Donnerstag, 02. Mai 2024

Archiv


Die Wiederkehr alter Feindbilder

Schon Anfang der neunziger Jahre wurden Warnungen über die Umtriebe in den Moscheen laut. Über die religiös verbrämte politische Hetze in den Moscheen und Koranschulen. Über die sozialen Krisensymptome in den Vorstädten der Migranten, die so lange verdrängt wurden: Jugendliche ohne Perspektive, wachsende Arbeitslosigkeit, Drogenkonsum und zunehmende Gewaltbereitschaft: Im allgemeinen Bewusstsein gilt die Integration der Zuwanderer als gescheitert - und zwar auf beiden Seiten.
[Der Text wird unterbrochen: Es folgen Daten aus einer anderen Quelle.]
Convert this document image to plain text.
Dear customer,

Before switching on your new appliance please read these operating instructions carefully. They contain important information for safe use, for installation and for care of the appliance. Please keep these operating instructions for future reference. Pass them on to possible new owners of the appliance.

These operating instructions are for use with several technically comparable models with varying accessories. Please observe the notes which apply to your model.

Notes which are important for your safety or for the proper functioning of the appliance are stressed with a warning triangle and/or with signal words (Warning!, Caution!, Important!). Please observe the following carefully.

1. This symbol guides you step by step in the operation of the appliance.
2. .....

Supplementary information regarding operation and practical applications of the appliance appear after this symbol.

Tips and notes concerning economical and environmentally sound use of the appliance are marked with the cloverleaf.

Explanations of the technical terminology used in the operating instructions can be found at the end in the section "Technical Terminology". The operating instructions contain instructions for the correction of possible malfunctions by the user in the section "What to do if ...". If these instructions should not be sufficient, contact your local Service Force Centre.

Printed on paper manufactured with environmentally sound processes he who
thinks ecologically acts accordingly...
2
Von Kerstin Schweighöfer | 05.03.2005
    Die Gänge sind lang in dem alten Klostergebäude, die Wände hoch, es ist kalt und fast dunkel. Üzeyir Kabaktepe hat es eilig - in weiten Schritten hastet er die Treppe hinauf in den ersten Stock. Bis zum Beginn des Fastengebets hat er noch tausend Dinge zu regeln

    Kabaktepe ist Geschäftsmann und gebürtiger Türke. Er trägt einen dunklen Anzug mit dezenter Krawatte und einen eleganten Mantel mit Seidenschal. Seit mehr als 20 Jahren setzt sich der 39Jährige als Koordinator für die türkische Gemeinschaft der Muslime in den Niederlanden ein. Er trifft sich regelmäßig mit Vertretern der Amsterdamer Stadtteilverwaltung und der marokkanischen Gemeinschaft der Muslime. Die sei weitaus weniger gut organisiert als die türkische, sagt Kabaktepe und spricht von Rückständigkeit. Er hingegen versuche schon seit langem, Brücken zu bauen und Vorurteile aus dem Weg zu räumen. Und jetzt das! Immer wieder in den letzten Jahren hätten die Türken ausbügeln müssen, was marokkanische Muslime anrichteten. Mit dem Tod von van Gogh, so klagt Kabaktepe, können wir wieder bei Null anfangen:

    Schon beim Attentat auf Pim Fortuyn haben wir alle die Luft angehalten und gebetet: Bitte, lass den Mörder kein Moslem sein!

    Dann wurde van Gogh ermordet, und wieder hielten wir den Atem an. Doch dieses Mal war der Täter ein Moslem - und innerhalb weniger Minuten hat dieser Idiot alles kaputt gemacht, was wir seit den New Yorker Terroranschlägen und Pim Fortuyn mühsam zu reparieren versucht hatten!

    Kabaktepe beobachtet schon seit Jahren eine zunehmende Radikalisierung muslimischer Jugendlicher. Das macht ihm Sorgen. Insbesondere junge, gut ausgebildete und integrierte Muslime der dritten Generation seien gefährdet:

    Viele von ihnen haben keine Lust mehr, sich anhören zu müssen, wie schlecht der Islam sei und mit ihm alle Araber. Sie merken, dass sie keine Chancen auf dem Arbeitsmarkt haben und von dieser Gesellschaft nicht akzeptiert werden.

    Kabaktepe streicht sich nachdenklich über den Oberlippenbart und legt die Fingerspitzen aneinander. Dann hebt er wieder an, beginnt zu gestikulieren, spricht eindringlich von der zunehmenden Entfremdung. Von den täglichen kleinen Demütigungen und Verletzungen. Von einem latenten Minderwertigkeitsgefühl und dem Wunsch vieler junger Muslime, sich zusammenzuschließen und gegen diese Zurückweisung aufzubegehren. Der Glaube als Ausdruck der Identität, als Quelle neuen Selbstbewusstseins.
    Bei der wachsenden Radikalisierung spiele nicht nur das Internet eine wichtige Rolle, sondern auch die sog enannten Hassprediger. Doch die niederländische Regierung habe es im Namen der Meinungsfreiheit versäumt, rechtzeitig einzugreifen. Es habe sie lange Zeit einfach nicht interessiert, was sich in den Moscheen abspielte:

    "Es war Desinteresse, keine Toleranz", so Kabaktepe. Ein unverzeihlicher Fehler, da gerade Moscheen bei der Integration eine wichtige Rolle zukomme:

    In der letzter Zeit hat ihn der Mut oft verlassen, aber er versucht, optmistisch zu bleiben:

    Diese Wunde wird so schnell nicht heilen, und ich kann nur hoffen, dass es ruhig bleibt. Wenn es etwas gibt, das mir schlaflose Nächte bereitet, dann die Vorstellung, dass es zu einem weiteren Zwischenfall kommt. Das ist das letzte, was wir jetzt gebrauchen können.